We need to focus on the positives, discuss the benefits and how we can make it work for our organization – would we use x86 virtual platform a front office retail function, possibly not, but for that market data platform it might be equally ideal.
Choosing the right platform for the business function will always be a challenge, we’ve made big progress in the virtualization platform space recently and long may it continue, addressing specific business and user requirements, at the same time, we need to move towards more standards, configuration and best practice models – remind the user community that the virtual platform needs secured as you would the Windows/Linux installation on the virtual machine.

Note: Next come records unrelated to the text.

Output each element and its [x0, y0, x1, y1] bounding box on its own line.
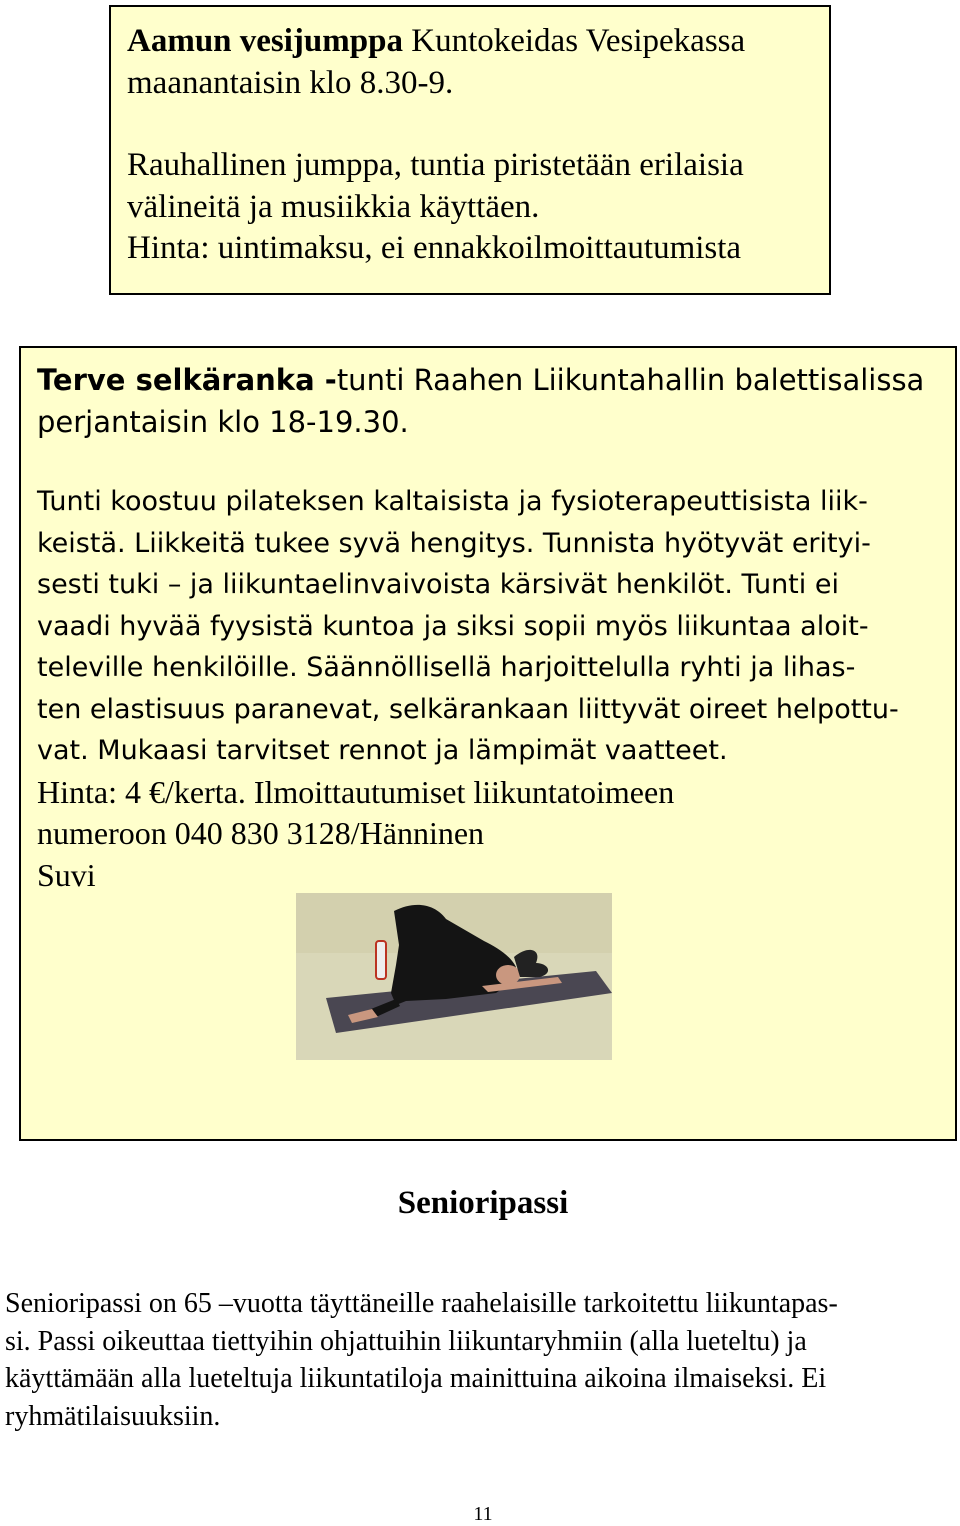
- aquagym-title: Aamun vesijumppa: [127, 23, 403, 59]
- senior-pass-line: ryhmätilaisuuksiin.: [5, 1400, 221, 1432]
- senior-pass-title: Senioripassi: [397, 1185, 569, 1221]
- senior-pass-paragraph: [5, 1285, 955, 1435]
- aquagym-location: Kuntokeidas Vesipekassa: [402, 23, 746, 59]
- back-health-schedule: perjantaisin klo 18-19.30.: [37, 404, 409, 439]
- aquagym-title-line: [127, 21, 813, 63]
- aquagym-desc-line: välineitä ja musiikkia käyttäen.: [127, 188, 540, 225]
- aquagym-price: Hinta: uintimaksu, ei ennakkoilmoittautumista: [127, 230, 742, 266]
- back-health-desc-line: vat. Mukaasi tarvitset rennot ja lämpimät vaatteet.: [37, 735, 728, 766]
- back-health-contact-name: Suvi: [37, 856, 96, 893]
- water-bottle: [376, 941, 386, 979]
- back-health-desc-line: televille henkilöille. Säännöllisellä harjoittelulla ryhti ja lihas-: [37, 652, 856, 683]
- aquagym-info-box: [109, 5, 831, 295]
- back-health-desc-line: sesti tuki – ja liikuntaelinvaivoista kärsivät henkilöt. Tunti ei: [37, 569, 839, 600]
- back-health-contact-line: numeroon 040 830 3128/Hänninen: [37, 815, 485, 851]
- senior-pass-line: Senioripassi on 65 –vuotta täyttäneille raahelaisille tarkoitettu liikuntapas-: [5, 1288, 838, 1319]
- aquagym-desc-line: Rauhallinen jumppa, tuntia piristetään erilaisia: [127, 147, 744, 183]
- aquagym-schedule: maanantaisin klo 8.30-9.: [127, 64, 454, 101]
- page-number: 11: [473, 1503, 493, 1525]
- senior-pass-line: käyttämään alla lueteltuja liikuntatiloja mainittuina aikoina ilmaiseksi. Ei: [5, 1363, 827, 1394]
- back-health-price-line: Hinta: 4 €/kerta. Ilmoittautumiset liikuntatoimeen: [37, 773, 675, 810]
- back-health-desc-line: Tunti koostuu pilateksen kaltaisista ja fysioterapeuttisista liik-: [37, 486, 868, 517]
- senior-pass-line: si. Passi oikeuttaa tiettyihin ohjattuihin liikuntaryhmiin (alla lueteltu) ja: [5, 1325, 807, 1357]
- back-health-desc-line: vaadi hyvää fyysistä kuntoa ja siksi sopii myös liikuntaa aloit-: [37, 610, 869, 642]
- back-health-title-line: [37, 360, 939, 402]
- back-health-desc-line: keistä. Liikkeitä tukee syvä hengitys. Tunnista hyötyvät erityi-: [37, 527, 871, 559]
- exercise-photo: [296, 893, 612, 1060]
- back-health-desc-line: ten elastisuus paranevat, selkärankaan liittyvät oireet helpottu-: [37, 693, 899, 725]
- back-health-location: tunti Raahen Liikuntahallin balettisalissa: [336, 363, 925, 397]
- back-health-title: Terve selkäranka -: [37, 363, 337, 397]
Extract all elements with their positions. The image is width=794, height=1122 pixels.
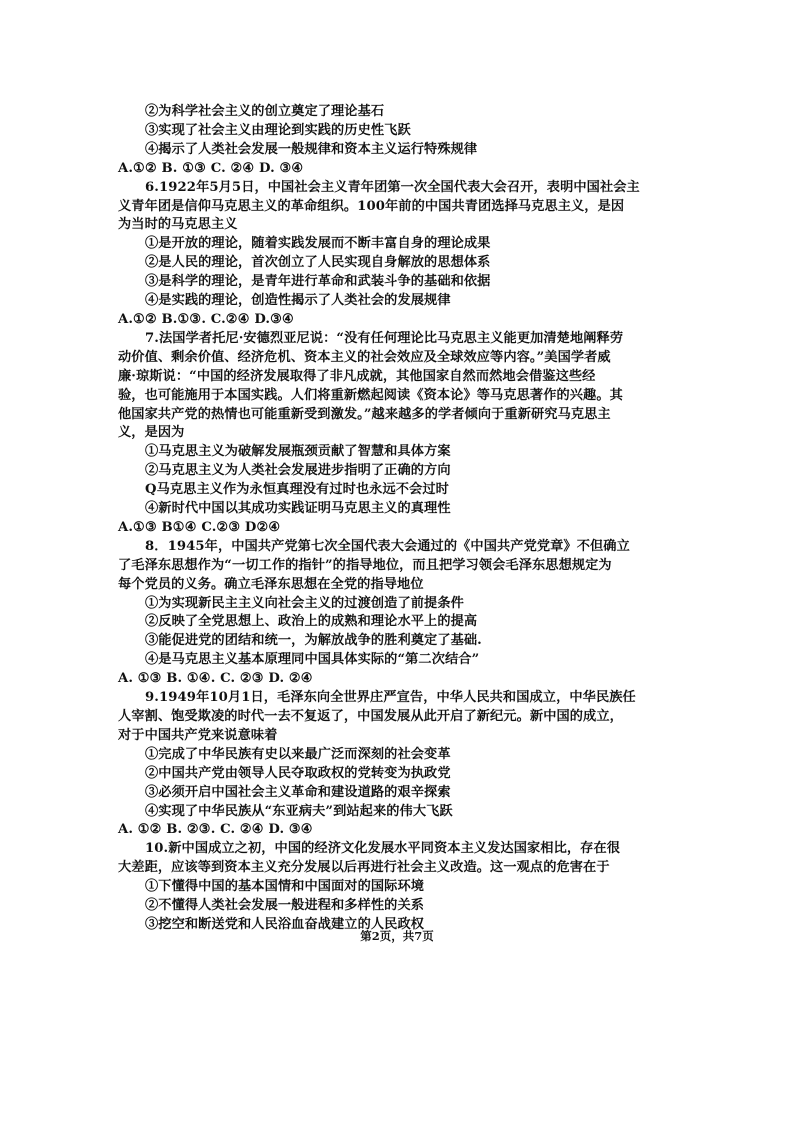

There’s an interesting thing happening in many respects, like the car industry, we’re erasing the middle ground long term, moving towards either the industrial strength or the the super cheap, disposable short term platform which suits us now and maybe for the next two years when I’ll bin it and replace it. This in terms of energy efficiency, data center and the hardware support costs. Is the 1u or 3u server, the blade combined with grid and virtualization the next generation supercomputer or Enterprise platform?
There will always be demand for the industrial strength ‘Non-Stop’ high end solutions, the last forever ones, for those specific government or tier 1 market applications, but I wonder as the x86 platform develops, as what we can achieve with it in partnership with virtualization and grid, if that can’t equally fulfill a similar role at reduced cost?
Is it industrial strength I need or something that works most of the time when I need it? How much downtime can i accept and in a virtual world with fail-over, with load balancing is it always online or just many cheapy computers that can share the load, manage end user expectations and service?
What investment to risk ratio is acceptable to my business, my customers? For those free services will the end users care (or notice) if the system is ‘down’? We need to define the difference between it being ‘slow’ (which we could suggest is client/web based) and the unavailable state, the site/application displaying the ‘sorry we’re broken page’.